Here is what the segment crate looks like opening a per-run log:

let mut records_opts = Options::default();
records_opts.set_compaction_style(DBCompactionStyle::Fifo);
records_opts.set_compression_type(DBCompressionType::Lz4);

let db = DB::open_cf_descriptors(
    &db_opts,
    path,
    vec![
        ColumnFamilyDescriptor::new("records", records_opts),
        ColumnFamilyDescriptor::new("meta", meta_opts),
    ],
)?;

let mut write_options = WriteOptions::default();
write_options.set_sync(true); // fsync on every append

Two column families, FIFO compaction on the records CF, Lz4 compression, and set_sync(true) on the write path. Every append becomes a WAL write plus an fsync. The meta CF tracks next_offset and a sealed flag so we can reopen a segment after a crash and keep going from the last durable offset.

What we weighed it against

A Kafka-style log (Redpanda, Kafka). Good fit if you need a pub/sub topology and horizontal fan-out. Wrong fit for us: we already dispatch directly to workers over gRPC. Asking a run to traverse a broker on the hot path adds a network round trip and a second durability domain we would then need to reason about. It also pulls us away from the single-binary story we wanted for self-hosted and local dev.

Postgres as the log. Comfortable, well-understood, ops teams love it. It is also slow for per-entry appends: with synchronous_commit=on you pay 5–20ms per write, and advisory locks start to matter as soon as two tasks in the same run commit concurrently. Our budget for journal append is ~3ms.

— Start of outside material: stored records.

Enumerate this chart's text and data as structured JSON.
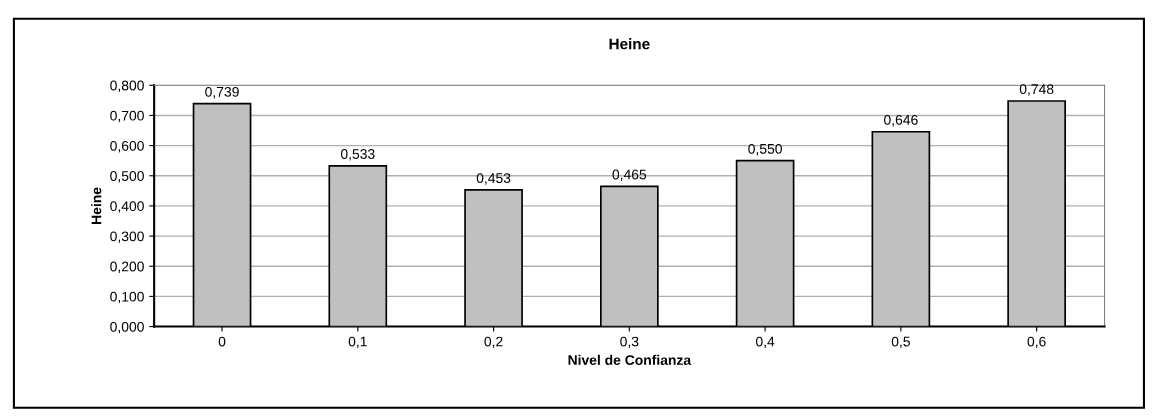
{
  "chart_data": {
    "type": "bar",
    "title": "Heine",
    "xlabel": "Nivel de Confianza",
    "ylabel": "Heine",
    "categories": [
      "0",
      "0,1",
      "0,2",
      "0,3",
      "0,4",
      "0,5",
      "0,6"
    ],
    "values": [
      0.739,
      0.533,
      0.453,
      0.465,
      0.55,
      0.646,
      0.748
    ],
    "value_labels": [
      "0,739",
      "0,533",
      "0,453",
      "0,465",
      "0,550",
      "0,646",
      "0,748"
    ],
    "color": "#c0c0c0",
    "ylim": [
      0,
      0.8
    ],
    "yticks": [
      {
        "value": 0,
        "label": "0,000"
      },
      {
        "value": 0.1,
        "label": "0,100"
      },
      {
        "value": 0.2,
        "label": "0,200"
      },
      {
        "value": 0.3,
        "label": "0,300"
      },
      {
        "value": 0.4,
        "label": "0,400"
      },
      {
        "value": 0.5,
        "label": "0,500"
      },
      {
        "value": 0.6,
        "label": "0,600"
      },
      {
        "value": 0.7,
        "label": "0,700"
      },
      {
        "value": 0.8,
        "label": "0,800"
      }
    ],
    "grid": "y"
  }
}
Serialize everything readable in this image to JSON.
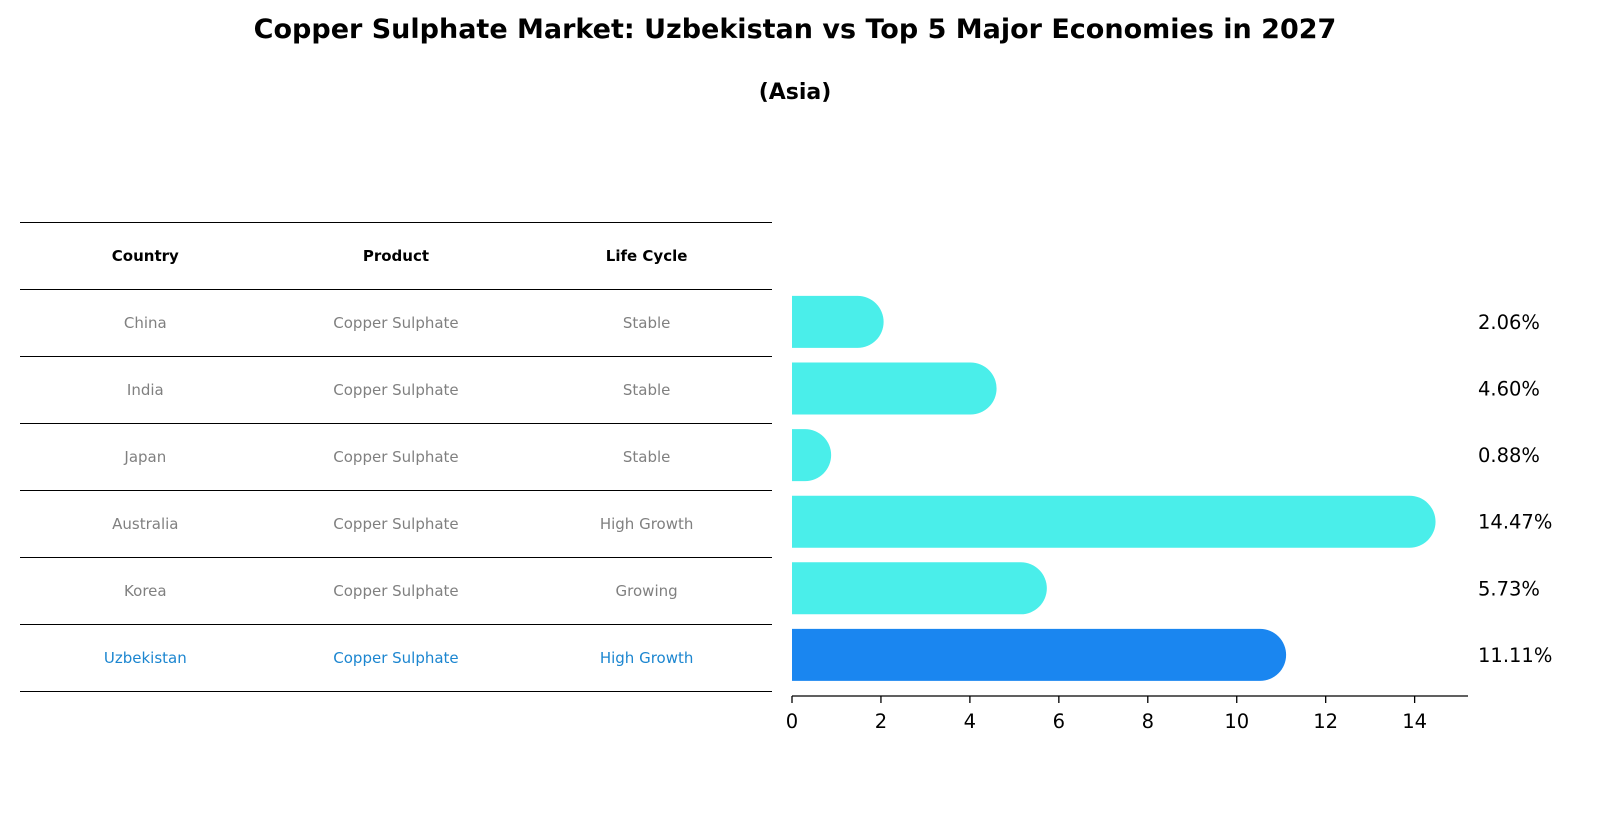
{
  "title": "Copper Sulphate Market: Uzbekistan vs Top 5 Major Economies in 2027",
  "subtitle": "(Asia)",
  "table": {
    "headers": [
      "Country",
      "Product",
      "Life Cycle"
    ],
    "rows": [
      {
        "country": "China",
        "product": "Copper Sulphate",
        "life_cycle": "Stable"
      },
      {
        "country": "India",
        "product": "Copper Sulphate",
        "life_cycle": "Stable"
      },
      {
        "country": "Japan",
        "product": "Copper Sulphate",
        "life_cycle": "Stable"
      },
      {
        "country": "Australia",
        "product": "Copper Sulphate",
        "life_cycle": "High Growth"
      },
      {
        "country": "Korea",
        "product": "Copper Sulphate",
        "life_cycle": "Growing"
      },
      {
        "country": "Uzbekistan",
        "product": "Copper Sulphate",
        "life_cycle": "High Growth"
      }
    ],
    "highlight_row": "Uzbekistan"
  },
  "colors": {
    "bar": "#4aeeea",
    "highlight_bar": "#1a86f0",
    "highlight_text": "#1c86d0",
    "muted_text": "#808080"
  },
  "chart_data": {
    "type": "bar",
    "orientation": "horizontal",
    "categories": [
      "China",
      "India",
      "Japan",
      "Australia",
      "Korea",
      "Uzbekistan"
    ],
    "values": [
      2.06,
      4.6,
      0.88,
      14.47,
      5.73,
      11.11
    ],
    "value_labels": [
      "2.06%",
      "4.60%",
      "0.88%",
      "14.47%",
      "5.73%",
      "11.11%"
    ],
    "xlim": [
      0,
      15.2
    ],
    "xticks": [
      0,
      2,
      4,
      6,
      8,
      10,
      12,
      14
    ],
    "highlight": "Uzbekistan",
    "grid": false
  }
}
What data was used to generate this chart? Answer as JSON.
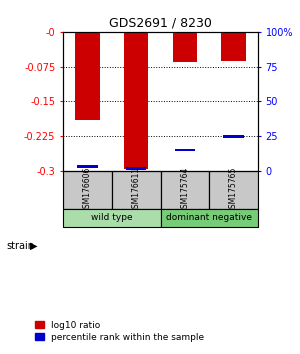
{
  "title": "GDS2691 / 8230",
  "samples": [
    "GSM176606",
    "GSM176611",
    "GSM175764",
    "GSM175765"
  ],
  "log10_ratio": [
    -0.19,
    -0.295,
    -0.065,
    -0.062
  ],
  "percentile_rank": [
    3.0,
    2.0,
    15.0,
    25.0
  ],
  "ylim_left": [
    -0.3,
    0.0
  ],
  "yticks_left": [
    0,
    -0.075,
    -0.15,
    -0.225,
    -0.3
  ],
  "ytick_labels_left": [
    "-0",
    "-0.075",
    "-0.15",
    "-0.225",
    "-0.3"
  ],
  "yticks_right_pct": [
    100,
    75,
    50,
    25,
    0
  ],
  "ytick_labels_right": [
    "100%",
    "75",
    "50",
    "25",
    "0"
  ],
  "bar_color_red": "#cc0000",
  "bar_color_blue": "#0000cc",
  "bar_width": 0.5,
  "background_color": "#ffffff",
  "sample_box_color": "#c8c8c8",
  "legend_red_label": "log10 ratio",
  "legend_blue_label": "percentile rank within the sample"
}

A custom append-only file format. Tempting, but the interesting parts of a log store are not the append path — they are segment rotation, compaction, recovery after a torn write, and block cache. RocksDB gives us those for free and exposes tuning knobs we actually use.

What RocksDB buys us

Appends land in the WAL before they hit the memtable, and with sync=true each append is durable against a process crash or a power cut. On reopen, RocksDB replays the WAL into the memtable and our meta CF tells us where the offset counter was. We did not write that recovery code. That matters more than it sounds.

Tuning for our workload looks like this: FIFO compaction on records means we never rewrite old entries, Lz4 on entries keeps the on-disk footprint reasonable for JSON-ish step payloads, and no compression on meta keeps the reopen path tight. The record key is the offset as big-endian bytes, which gives us cheap prefix scans for ReadFrom(run_id, from_offset) during replay.

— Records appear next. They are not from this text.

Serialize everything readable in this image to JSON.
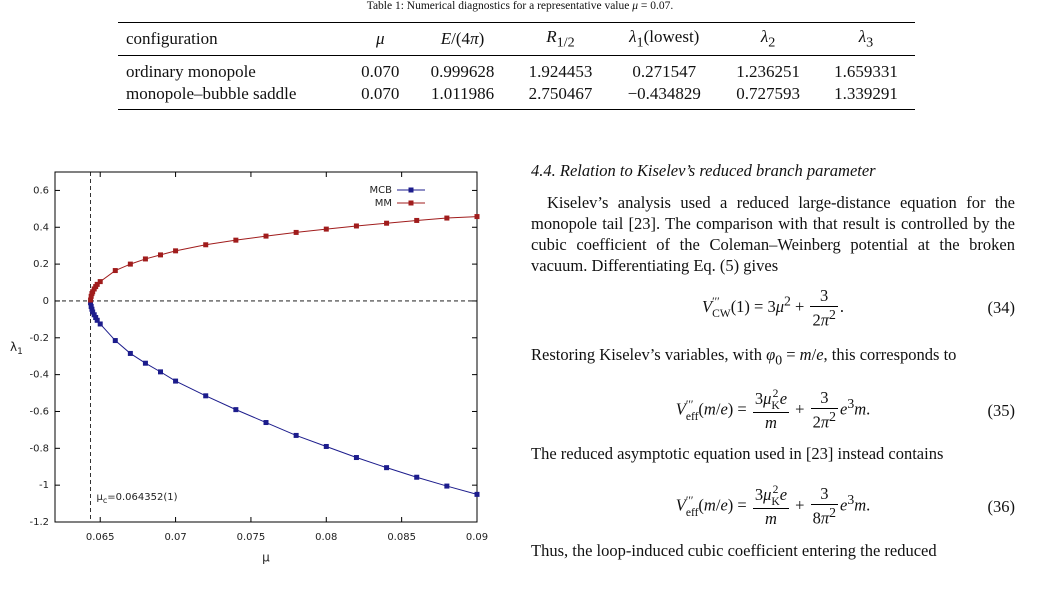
{
  "table": {
    "caption": [
      {
        "t": "Table 1:  Numerical diagnostics for a representative value "
      },
      {
        "m": "μ"
      },
      {
        "t": " = 0.07."
      }
    ],
    "headers": [
      [
        {
          "t": "configuration"
        }
      ],
      [
        {
          "m": "μ"
        }
      ],
      [
        {
          "m": "E"
        },
        {
          "t": "/(4"
        },
        {
          "m": "π"
        },
        {
          "t": ")"
        }
      ],
      [
        {
          "m": "R"
        },
        {
          "sub": "1/2"
        }
      ],
      [
        {
          "m": "λ"
        },
        {
          "sub": "1"
        },
        {
          "t": "(lowest)"
        }
      ],
      [
        {
          "m": "λ"
        },
        {
          "sub": "2"
        }
      ],
      [
        {
          "m": "λ"
        },
        {
          "sub": "3"
        }
      ]
    ],
    "rows": [
      [
        "ordinary monopole",
        "0.070",
        "0.999628",
        "1.924453",
        "0.271547",
        "1.236251",
        "1.659331"
      ],
      [
        "monopole–bubble saddle",
        "0.070",
        "1.011986",
        "2.750467",
        "−0.434829",
        "0.727593",
        "1.339291"
      ]
    ]
  },
  "chart_data": {
    "type": "line",
    "x_label": "μ",
    "y_label": [
      {
        "t": "λ"
      },
      {
        "sub": "1"
      }
    ],
    "x": [
      0.06436,
      0.0644,
      0.06445,
      0.0645,
      0.0646,
      0.0647,
      0.0648,
      0.065,
      0.066,
      0.067,
      0.068,
      0.069,
      0.07,
      0.072,
      0.074,
      0.076,
      0.078,
      0.08,
      0.082,
      0.084,
      0.086,
      0.088,
      0.09
    ],
    "series": [
      {
        "name": "MCB",
        "color": "#1c1c8c",
        "values": [
          -0.01,
          -0.03,
          -0.045,
          -0.06,
          -0.075,
          -0.09,
          -0.105,
          -0.125,
          -0.215,
          -0.285,
          -0.338,
          -0.385,
          -0.435,
          -0.515,
          -0.59,
          -0.66,
          -0.73,
          -0.79,
          -0.85,
          -0.905,
          -0.957,
          -1.005,
          -1.05
        ]
      },
      {
        "name": "MM",
        "color": "#a01c1c",
        "values": [
          0.005,
          0.025,
          0.04,
          0.05,
          0.065,
          0.078,
          0.09,
          0.105,
          0.165,
          0.2,
          0.228,
          0.25,
          0.272,
          0.305,
          0.33,
          0.352,
          0.372,
          0.39,
          0.407,
          0.422,
          0.437,
          0.45,
          0.458
        ]
      }
    ],
    "xlim": [
      0.062,
      0.09
    ],
    "ylim": [
      -1.2,
      0.7
    ],
    "xticks": [
      0.065,
      0.07,
      0.075,
      0.08,
      0.085,
      0.09
    ],
    "yticks": [
      0.6,
      0.4,
      0.2,
      0,
      -0.2,
      -0.4,
      -0.6,
      -0.8,
      -1,
      -1.2
    ],
    "vline": 0.064352,
    "hline": 0,
    "legend": "top-right",
    "annotation": [
      {
        "t": "μ"
      },
      {
        "sub": "c"
      },
      {
        "t": "=0.064352(1)"
      }
    ]
  },
  "section": {
    "heading": "4.4.  Relation to Kiselev’s reduced branch parameter",
    "paragraphs": [
      [
        {
          "t": "Kiselev’s analysis used a reduced large-distance equation for the monopole tail [23]. The comparison with that result is controlled by the cubic coefficient of the Coleman–Weinberg potential at the broken vacuum. Differentiating Eq. (5) gives"
        }
      ],
      [
        {
          "t": "Restoring Kiselev’s variables, with "
        },
        {
          "m": "φ"
        },
        {
          "sub": "0"
        },
        {
          "t": " = "
        },
        {
          "m": "m"
        },
        {
          "t": "/"
        },
        {
          "m": "e"
        },
        {
          "t": ", this corresponds to"
        }
      ],
      [
        {
          "t": "The reduced asymptotic equation used in  [23] instead contains"
        }
      ],
      [
        {
          "t": "Thus, the loop-induced cubic coefficient entering the reduced"
        }
      ]
    ],
    "equations": [
      {
        "parts": [
          {
            "m": "V"
          },
          {
            "sup": "′′′",
            "sub": "CW"
          },
          {
            "t": "(1) = 3"
          },
          {
            "m": "μ"
          },
          {
            "sup": "2"
          },
          {
            "t": " + "
          },
          {
            "num": [
              {
                "t": "3"
              }
            ],
            "den": [
              {
                "t": "2"
              },
              {
                "m": "π"
              },
              {
                "sup": "2"
              }
            ]
          },
          {
            "t": "."
          }
        ],
        "number": "(34)"
      },
      {
        "parts": [
          {
            "m": "V"
          },
          {
            "sup": "′′′",
            "sub": "eff"
          },
          {
            "t": "("
          },
          {
            "m": "m"
          },
          {
            "t": "/"
          },
          {
            "m": "e"
          },
          {
            "t": ") = "
          },
          {
            "num": [
              {
                "t": "3"
              },
              {
                "m": "μ"
              },
              {
                "sup": "2",
                "sub": "K"
              },
              {
                "m": "e"
              }
            ],
            "den": [
              {
                "m": "m"
              }
            ]
          },
          {
            "t": " + "
          },
          {
            "num": [
              {
                "t": "3"
              }
            ],
            "den": [
              {
                "t": "2"
              },
              {
                "m": "π"
              },
              {
                "sup": "2"
              }
            ]
          },
          {
            "m": "e"
          },
          {
            "sup": "3"
          },
          {
            "m": "m"
          },
          {
            "t": "."
          }
        ],
        "number": "(35)"
      },
      {
        "parts": [
          {
            "m": "V"
          },
          {
            "sup": "′′′",
            "sub": "eff"
          },
          {
            "t": "("
          },
          {
            "m": "m"
          },
          {
            "t": "/"
          },
          {
            "m": "e"
          },
          {
            "t": ") = "
          },
          {
            "num": [
              {
                "t": "3"
              },
              {
                "m": "μ"
              },
              {
                "sup": "2",
                "sub": "K"
              },
              {
                "m": "e"
              }
            ],
            "den": [
              {
                "m": "m"
              }
            ]
          },
          {
            "t": " + "
          },
          {
            "num": [
              {
                "t": "3"
              }
            ],
            "den": [
              {
                "t": "8"
              },
              {
                "m": "π"
              },
              {
                "sup": "2"
              }
            ]
          },
          {
            "m": "e"
          },
          {
            "sup": "3"
          },
          {
            "m": "m"
          },
          {
            "t": "."
          }
        ],
        "number": "(36)"
      }
    ]
  }
}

Latency sits where we want it. A synced append lands around 1–3ms on a commodity NVMe. ReadAll of a hundred-entry run is under 5ms because the records are contiguous and hot. The segment notifier wakes blocked readers with a tokio::sync::Notify, so streaming consumers do not poll.

The tradeoffs we accepted

RocksDB is not distributed. Our per-run segments live on one node. We handle durability across nodes separately via the replication crate, which writes the same logical record to peers before acknowledging the append. That is a deliberate split — the segment crate stays boring and local, the replication crate does the hard consensus work, and we can swap one without touching the other.

RocksDB is also not a query engine. You cannot ask it “show me all failed runs for tenant X yesterday.” For that we seal completed runs, flush them to S3 as Parquet, and point DuckDB at the result. RocksDB is the hot tier. It does not try to be anything else.

Why this matters

A runtime is only as trustworthy as its log. We picked RocksDB because the append path is short enough to reason about, the recovery path is well-tested enough to rely on, and the embedded footprint lets the whole runtime — gateway, engine, coordinator — ship as a single binary. When a run resumes cleanly at offset 47 after a pod restart, the boring choice is the one that paid off.